Outside the water droplet are factors that impact these microbial connections, including biological disturbances. These include, but are not limited to, zebra mussels, spiny water flea, and blue-green algal blooms. Invasive species–like the spiny water flea and zebra mussels–can affect the aquatic food web, which in turn alters how the ecosystem interacts and functions. Shifts in these networks can affect the persistence and magnitude of cyanobacteria algal blooms, shown in the background of the drawing.
ABOUT THE ARTIST
I am currently a sophomore studying Art Education, with a certificate in Disability Rights and Services.
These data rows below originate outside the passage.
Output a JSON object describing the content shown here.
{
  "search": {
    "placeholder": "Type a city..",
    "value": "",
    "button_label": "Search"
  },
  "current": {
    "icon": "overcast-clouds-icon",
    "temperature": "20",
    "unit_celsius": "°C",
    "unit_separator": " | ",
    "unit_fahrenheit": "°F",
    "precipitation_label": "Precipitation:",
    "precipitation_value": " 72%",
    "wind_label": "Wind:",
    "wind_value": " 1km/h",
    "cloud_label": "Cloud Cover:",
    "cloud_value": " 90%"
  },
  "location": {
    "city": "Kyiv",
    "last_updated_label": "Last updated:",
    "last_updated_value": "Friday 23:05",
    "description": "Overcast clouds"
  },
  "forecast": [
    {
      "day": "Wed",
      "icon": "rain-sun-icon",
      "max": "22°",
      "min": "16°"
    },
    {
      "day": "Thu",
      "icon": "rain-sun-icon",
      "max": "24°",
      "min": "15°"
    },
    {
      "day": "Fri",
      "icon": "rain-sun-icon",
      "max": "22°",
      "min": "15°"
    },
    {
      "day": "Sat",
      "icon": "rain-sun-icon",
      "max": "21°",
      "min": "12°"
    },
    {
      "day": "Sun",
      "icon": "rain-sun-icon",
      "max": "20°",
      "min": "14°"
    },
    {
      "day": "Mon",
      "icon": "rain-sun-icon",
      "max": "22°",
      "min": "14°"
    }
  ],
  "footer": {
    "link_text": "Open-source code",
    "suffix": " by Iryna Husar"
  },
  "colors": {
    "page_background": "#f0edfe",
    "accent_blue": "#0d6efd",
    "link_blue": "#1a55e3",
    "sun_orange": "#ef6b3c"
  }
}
My favorite part of the Flow Project was being able to show people how science and art can intersect. I am looking forward to making more scientific graphics in the future. My main art mediums are digital drawing, screen-printing, and photography. My free time is spent exploring art museums and working as a Graphic Editor at the Daily Cardinal. You can see more of my work on my Instagram @madishermsart.
ABOUT THE Water Partner
Kathryn Schmidt is a graduate student in the McMahon lab at UW-Madison studying the ecology and evolution of freshwater microbes. She is fascinated by the importance of space and life-histories in shaping interactions within communities, spanning cooperative housing, sustainable farming, to aquatic microbes. Her research focuses on how interaction networks of dominant freshwater bacteria relate to the functional stability of microbial communities across time and space.